私は切れた。そして、右翼になった。日本の再軍備と日米再開戦を唱えだしたのだ。とはいっても、なにぶん小学生のことだからろくな知識も根拠も持ち合わせていないし、はっきり言って軍記物や戦艦プラモに興じる普通の小学生とどこが違うんだ、というかんっはあっただろう。しかし本人は大まじめだった。
某アニメ風に言えばセカンドインパクト。いやまさに180度の転換であった。
今でもそうだが、私は体育とかスポーツとかいうものが嫌いだ。日本の再軍備を唱えていたような人間が体練を嫌うとは何事か、と思うかもしれないが、まあ一種の性格のようなものだから仕方がない。しかし、私の住んでいた某A県は現在に至るまで軍国主義教育の色濃く、貴重な休息時間に「外で運動しろ」という無謀な命令を突きつけてくるのだった。仕方なく私は聖地・図書室に逃れ、読書にいそしむ毎日を送っていた。
図書室に逃れた人間は外に連れ出さない、というのがルールだった。ところがある日方針が変わったのか、週番(権力の手先)が図書室にまで乗り込んでくるようになり、小学校の図書室は断末魔の叫びあふれる修羅場地獄絵図に変貌した。私は廊下の脇に積み上げられている整理中の本の山に目を付け、その中に身を隠すことにした。
そこで私は様々な本を読んだ。書棚に開架されない貴重な資料がそこにはあった。そしてそこで、私は真実を知ったのだ。
前述のように私の心には反米思想が横たわっている。そして、そのアメリカに戦いを挑んだ日本は正義の国だと思っていた。ところが、私が手にした書物の数々には、日本軍が犯した愚劣な悪行の数々が記されていた。私は悩んだ。アメリカはもちろん悪。しかし、それに戦いを挑んだ日本も悪。悪が悪と悪の戦いを繰り広げる・・・・正しいのはどっちだ。今でこそ「どっちも悪い」という結論を出せる事柄でも、当時の私にとっては大問題だった。
そんな折り、当時の中曽根首相が電撃的に衆議院を解散した。1986年の衆参同日選である。町中に選挙ポスターが貼られ、通学路は色とりどりだった。そんな中に、私の目を引いた看板があった。大人背くらいの高さがあり、日米両政府への批判を絵文字で書き連ねた看板だった。いわゆる、「おはようございます」という文の「は」を葉っぱの絵で描いたり、「ます」を魚の絵で描いたり、というあれである。
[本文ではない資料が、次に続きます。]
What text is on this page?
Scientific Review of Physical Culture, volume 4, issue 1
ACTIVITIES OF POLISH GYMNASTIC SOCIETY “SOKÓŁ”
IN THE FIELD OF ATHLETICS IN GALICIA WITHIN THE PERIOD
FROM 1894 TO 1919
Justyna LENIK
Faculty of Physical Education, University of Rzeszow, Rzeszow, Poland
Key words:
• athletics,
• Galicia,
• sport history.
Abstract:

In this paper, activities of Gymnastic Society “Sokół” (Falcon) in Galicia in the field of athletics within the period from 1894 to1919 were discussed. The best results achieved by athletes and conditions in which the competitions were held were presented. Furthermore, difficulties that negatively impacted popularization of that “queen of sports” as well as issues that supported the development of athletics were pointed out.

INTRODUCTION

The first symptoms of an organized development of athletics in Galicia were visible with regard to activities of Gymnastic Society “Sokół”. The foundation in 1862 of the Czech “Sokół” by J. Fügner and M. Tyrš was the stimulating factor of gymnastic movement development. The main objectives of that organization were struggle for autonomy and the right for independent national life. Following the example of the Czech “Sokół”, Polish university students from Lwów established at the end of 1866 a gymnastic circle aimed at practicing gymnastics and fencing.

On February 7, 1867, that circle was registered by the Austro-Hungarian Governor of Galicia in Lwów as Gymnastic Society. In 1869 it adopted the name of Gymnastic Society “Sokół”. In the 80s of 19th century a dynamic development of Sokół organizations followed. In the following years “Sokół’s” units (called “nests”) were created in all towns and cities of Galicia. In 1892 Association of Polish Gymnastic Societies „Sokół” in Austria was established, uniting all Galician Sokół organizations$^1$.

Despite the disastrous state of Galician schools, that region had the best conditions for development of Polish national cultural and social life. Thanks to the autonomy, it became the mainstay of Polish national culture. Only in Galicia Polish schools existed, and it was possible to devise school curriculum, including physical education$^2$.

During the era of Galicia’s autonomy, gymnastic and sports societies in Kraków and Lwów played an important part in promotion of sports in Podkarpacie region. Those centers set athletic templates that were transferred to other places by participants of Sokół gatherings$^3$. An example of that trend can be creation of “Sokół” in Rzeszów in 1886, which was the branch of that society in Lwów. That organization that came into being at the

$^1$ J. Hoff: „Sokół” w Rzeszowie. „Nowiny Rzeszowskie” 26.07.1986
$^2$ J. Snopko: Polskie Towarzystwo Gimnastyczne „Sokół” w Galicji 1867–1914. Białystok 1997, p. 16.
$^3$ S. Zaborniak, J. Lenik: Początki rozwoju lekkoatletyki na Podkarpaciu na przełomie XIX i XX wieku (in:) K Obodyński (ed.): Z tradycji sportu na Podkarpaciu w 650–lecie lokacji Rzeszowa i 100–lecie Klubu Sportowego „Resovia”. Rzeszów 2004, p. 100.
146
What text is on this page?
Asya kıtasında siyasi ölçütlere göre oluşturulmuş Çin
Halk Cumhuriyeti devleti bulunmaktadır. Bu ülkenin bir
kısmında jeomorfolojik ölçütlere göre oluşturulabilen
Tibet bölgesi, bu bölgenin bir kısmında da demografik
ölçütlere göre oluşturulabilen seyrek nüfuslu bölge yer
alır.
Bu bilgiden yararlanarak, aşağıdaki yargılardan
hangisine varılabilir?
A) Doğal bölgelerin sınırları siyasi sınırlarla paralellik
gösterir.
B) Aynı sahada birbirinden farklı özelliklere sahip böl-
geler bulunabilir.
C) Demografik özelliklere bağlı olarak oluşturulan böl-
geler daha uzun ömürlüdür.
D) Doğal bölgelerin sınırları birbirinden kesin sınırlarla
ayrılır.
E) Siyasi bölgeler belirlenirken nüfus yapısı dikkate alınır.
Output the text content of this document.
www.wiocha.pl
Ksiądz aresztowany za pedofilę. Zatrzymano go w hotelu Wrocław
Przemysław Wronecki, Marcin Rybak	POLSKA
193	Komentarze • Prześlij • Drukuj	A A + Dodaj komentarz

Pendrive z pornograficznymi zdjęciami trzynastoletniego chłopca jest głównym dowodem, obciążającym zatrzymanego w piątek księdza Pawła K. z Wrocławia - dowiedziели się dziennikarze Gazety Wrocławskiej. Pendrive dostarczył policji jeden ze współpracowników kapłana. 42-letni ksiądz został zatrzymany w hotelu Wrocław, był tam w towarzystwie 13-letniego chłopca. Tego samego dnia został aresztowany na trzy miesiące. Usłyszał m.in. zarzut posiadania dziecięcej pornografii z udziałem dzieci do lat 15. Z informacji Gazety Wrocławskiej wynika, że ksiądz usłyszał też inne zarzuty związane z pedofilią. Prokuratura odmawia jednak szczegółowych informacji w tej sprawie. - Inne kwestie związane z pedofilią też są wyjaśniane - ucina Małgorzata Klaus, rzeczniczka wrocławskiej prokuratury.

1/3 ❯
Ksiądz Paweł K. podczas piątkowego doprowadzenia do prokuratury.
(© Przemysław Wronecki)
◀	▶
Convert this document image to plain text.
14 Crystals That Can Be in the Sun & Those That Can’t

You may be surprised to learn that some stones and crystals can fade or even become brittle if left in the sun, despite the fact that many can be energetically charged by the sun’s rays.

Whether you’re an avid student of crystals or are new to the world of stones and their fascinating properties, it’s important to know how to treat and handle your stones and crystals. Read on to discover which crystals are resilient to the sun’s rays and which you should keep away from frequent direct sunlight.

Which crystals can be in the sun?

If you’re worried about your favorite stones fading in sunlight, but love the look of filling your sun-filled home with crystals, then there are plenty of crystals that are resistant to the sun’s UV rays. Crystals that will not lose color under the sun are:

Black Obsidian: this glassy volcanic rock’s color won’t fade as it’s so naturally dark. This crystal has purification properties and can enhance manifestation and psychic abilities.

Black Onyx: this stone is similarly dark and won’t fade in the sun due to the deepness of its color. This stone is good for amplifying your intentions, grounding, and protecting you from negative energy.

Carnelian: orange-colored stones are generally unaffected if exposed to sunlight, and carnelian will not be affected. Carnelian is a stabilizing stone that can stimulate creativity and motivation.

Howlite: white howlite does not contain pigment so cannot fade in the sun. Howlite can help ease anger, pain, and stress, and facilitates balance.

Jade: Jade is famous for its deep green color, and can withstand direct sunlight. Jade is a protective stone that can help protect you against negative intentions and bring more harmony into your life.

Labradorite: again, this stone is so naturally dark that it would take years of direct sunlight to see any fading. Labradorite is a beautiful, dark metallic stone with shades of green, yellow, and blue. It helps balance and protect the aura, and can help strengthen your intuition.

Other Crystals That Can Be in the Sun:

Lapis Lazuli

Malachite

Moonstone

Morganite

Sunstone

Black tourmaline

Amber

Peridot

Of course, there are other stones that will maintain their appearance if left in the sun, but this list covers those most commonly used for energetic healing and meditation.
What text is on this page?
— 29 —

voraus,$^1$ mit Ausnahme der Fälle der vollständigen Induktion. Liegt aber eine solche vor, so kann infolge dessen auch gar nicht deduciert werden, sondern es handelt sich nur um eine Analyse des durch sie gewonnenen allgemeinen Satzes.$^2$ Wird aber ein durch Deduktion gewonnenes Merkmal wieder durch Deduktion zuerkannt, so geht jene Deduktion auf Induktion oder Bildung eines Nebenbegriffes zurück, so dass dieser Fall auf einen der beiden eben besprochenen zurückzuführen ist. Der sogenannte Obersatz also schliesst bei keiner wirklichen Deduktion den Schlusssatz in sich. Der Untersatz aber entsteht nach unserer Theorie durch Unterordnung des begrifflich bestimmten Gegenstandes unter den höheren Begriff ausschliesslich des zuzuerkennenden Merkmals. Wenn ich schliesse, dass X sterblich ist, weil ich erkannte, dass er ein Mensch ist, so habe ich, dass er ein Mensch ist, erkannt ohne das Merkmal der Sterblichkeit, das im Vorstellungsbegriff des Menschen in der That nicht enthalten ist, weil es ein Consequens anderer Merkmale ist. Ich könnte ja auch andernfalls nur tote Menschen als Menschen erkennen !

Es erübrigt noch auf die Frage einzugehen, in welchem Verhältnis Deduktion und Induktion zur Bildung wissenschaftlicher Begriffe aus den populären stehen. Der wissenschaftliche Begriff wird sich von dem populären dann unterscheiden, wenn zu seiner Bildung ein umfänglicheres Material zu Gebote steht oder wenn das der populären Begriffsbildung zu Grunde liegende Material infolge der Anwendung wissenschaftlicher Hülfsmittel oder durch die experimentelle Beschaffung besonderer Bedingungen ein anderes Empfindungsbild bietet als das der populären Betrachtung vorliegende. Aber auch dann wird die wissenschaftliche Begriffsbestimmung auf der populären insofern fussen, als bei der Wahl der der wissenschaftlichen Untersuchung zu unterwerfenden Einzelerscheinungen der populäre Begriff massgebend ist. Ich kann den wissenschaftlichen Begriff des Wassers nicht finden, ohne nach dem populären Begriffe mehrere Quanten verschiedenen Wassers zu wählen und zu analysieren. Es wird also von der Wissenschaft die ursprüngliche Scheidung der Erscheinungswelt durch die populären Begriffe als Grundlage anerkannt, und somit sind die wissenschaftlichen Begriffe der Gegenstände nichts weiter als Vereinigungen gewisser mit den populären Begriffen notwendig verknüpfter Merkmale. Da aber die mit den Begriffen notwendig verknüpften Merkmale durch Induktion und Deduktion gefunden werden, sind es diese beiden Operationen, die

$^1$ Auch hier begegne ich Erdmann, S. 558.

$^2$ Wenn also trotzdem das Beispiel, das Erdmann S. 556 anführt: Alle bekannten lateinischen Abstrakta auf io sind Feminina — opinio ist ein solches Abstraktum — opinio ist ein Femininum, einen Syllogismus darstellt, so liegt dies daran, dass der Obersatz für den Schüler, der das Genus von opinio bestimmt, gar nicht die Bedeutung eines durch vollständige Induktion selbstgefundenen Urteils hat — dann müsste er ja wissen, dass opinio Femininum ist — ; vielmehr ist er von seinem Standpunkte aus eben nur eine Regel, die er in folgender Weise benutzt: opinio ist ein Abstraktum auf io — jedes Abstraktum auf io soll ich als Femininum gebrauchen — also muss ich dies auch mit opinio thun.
見方によってはずいぶんふざけた看板だが、小学生の私に訴えかけるには十分な効果があった。それが、共産党の看板だった。
私の迷いは吹っ切れた。「日本もアメリカも敵である」という、確固たる信念を得ることができた。同時に私は過激派を目指すようになったのだが、これは一般的日本人の大多数が抱いている「共産党」=「左翼」=「過激派」という誤った連鎖的誤解によるものである。まあこの目標は、その後「内ゲバ」という言葉の意味を知ってから消えたのだが、その間私は過去にも先にも例がないほど猛勉強した(と自覚している)。まあ、人生なんであれ目標を持つというのはいいことだ。